配当太郎氏は、値上がり益よりも「配当をどれだけ安定的に受け取れるか」を軸に銘柄選びをすることで知られています。ゆうちょ銀行は値動きの派手さでは半導体株などに及びませんが、配当利回りの高さと業績の安定感から、こうした配当重視の投資家層に根強い支持を集めてきました。具体的な数値は元記事をご確認いただきたいのですが、所感の中心にあるのは「値動きに一喜一憂せず、配当という現金収入を積み上げる投資スタイル」への評価だったと理解しています。

なぜ「地味な銀行株」が支持されるのか

ここで一つ、豆知識を。ゆうちょ銀行は日本郵政グループの中核会社で、預金量だけを見ればメガバンクに匹敵する規模を持つ、いわば「隠れた巨大金融機関」です。しかも法律上、政府(財務大臣)が議決権の一定割合を保有し続けることが定められています。つまり国が大株主として関与し続けることが制度的に担保されている、数少ない上場企業の一つなのです。この「潰れにくさ」への安心感が、配当狙いの個人投資家にとって心理的な支えになっている面は小さくないと感じます。

金利環境の変化という追い風・向かい風

一方で、ゆうちょ銀行のビジネスモデルは預かった資金を国内外の債券などで運用する形が中心で、超低金利時代には収益確保に苦労してきた歴史があります。日本の金利が緩やかに上昇局面へ移行しつつある今、この運用環境の変化が収益にどう反映されるかは、配当の持続性を占う上で重要な論点です。
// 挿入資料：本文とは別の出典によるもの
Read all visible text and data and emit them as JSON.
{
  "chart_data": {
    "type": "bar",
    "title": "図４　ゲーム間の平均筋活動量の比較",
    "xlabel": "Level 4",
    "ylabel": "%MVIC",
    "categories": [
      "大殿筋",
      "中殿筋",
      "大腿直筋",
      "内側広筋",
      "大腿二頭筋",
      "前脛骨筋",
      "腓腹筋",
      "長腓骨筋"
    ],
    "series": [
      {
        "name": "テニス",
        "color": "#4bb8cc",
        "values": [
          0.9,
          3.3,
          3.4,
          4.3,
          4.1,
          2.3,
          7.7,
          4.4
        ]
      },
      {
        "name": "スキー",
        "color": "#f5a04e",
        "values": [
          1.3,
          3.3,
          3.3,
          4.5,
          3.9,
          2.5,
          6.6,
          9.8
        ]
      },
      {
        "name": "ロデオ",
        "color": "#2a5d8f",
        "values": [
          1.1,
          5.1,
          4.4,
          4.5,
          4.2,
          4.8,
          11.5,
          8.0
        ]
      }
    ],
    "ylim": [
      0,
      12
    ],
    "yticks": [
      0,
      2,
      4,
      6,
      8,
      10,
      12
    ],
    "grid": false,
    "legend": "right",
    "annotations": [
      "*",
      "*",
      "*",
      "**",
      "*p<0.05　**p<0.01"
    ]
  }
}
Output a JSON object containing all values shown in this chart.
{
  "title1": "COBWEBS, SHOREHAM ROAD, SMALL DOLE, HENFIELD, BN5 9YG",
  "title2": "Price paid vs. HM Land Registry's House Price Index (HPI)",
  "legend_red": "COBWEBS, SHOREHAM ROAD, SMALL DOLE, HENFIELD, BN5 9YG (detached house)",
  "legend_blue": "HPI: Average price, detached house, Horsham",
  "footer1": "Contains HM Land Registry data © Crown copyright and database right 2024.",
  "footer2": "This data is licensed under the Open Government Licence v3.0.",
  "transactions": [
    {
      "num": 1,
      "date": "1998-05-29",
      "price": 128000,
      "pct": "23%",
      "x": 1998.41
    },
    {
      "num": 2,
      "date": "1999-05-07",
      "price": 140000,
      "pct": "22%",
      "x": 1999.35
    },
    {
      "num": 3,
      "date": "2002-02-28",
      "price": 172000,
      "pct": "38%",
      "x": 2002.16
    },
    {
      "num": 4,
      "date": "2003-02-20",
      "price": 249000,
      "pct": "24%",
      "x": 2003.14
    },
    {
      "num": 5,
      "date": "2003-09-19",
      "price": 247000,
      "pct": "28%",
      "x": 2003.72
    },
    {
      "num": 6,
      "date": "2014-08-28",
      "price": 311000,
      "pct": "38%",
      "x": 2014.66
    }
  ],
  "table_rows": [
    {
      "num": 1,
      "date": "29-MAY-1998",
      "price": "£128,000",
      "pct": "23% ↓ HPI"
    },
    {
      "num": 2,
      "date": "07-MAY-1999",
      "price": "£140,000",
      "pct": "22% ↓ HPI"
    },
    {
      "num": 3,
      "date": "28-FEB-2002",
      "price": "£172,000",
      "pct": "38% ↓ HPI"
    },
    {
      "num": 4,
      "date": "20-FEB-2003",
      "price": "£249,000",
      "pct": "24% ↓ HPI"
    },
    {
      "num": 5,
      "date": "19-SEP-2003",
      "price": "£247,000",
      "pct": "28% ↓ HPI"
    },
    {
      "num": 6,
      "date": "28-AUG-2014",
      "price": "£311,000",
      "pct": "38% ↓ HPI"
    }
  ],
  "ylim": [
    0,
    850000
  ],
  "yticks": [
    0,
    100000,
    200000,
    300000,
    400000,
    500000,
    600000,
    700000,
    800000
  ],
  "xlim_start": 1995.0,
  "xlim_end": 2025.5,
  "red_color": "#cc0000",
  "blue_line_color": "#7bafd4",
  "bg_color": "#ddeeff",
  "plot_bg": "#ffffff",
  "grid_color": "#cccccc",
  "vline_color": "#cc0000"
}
金利上昇は運用利回りの改善という追い風にもなり得ますが、保有債券の含み損リスクという向かい風にもなり得る、両刃の剣であることは押さえておきたいところです。

汐里の所感

私自身は特定銘柄の売買を勧める立場にはありませんが、配当太郎氏のように「値動きより配当の安定性」という物差しで相場を見る視点は、AI・半導体株の乱高下が続いた直近の相場を振り返る上でも参考になります。昨日までの記事では日経平均の急落・反発を追いかけてきましたが、値動きの荒さに少し疲れを感じている方には、こうした配当株の視点に目を向けてみるのも一つの選択肢かもしれません。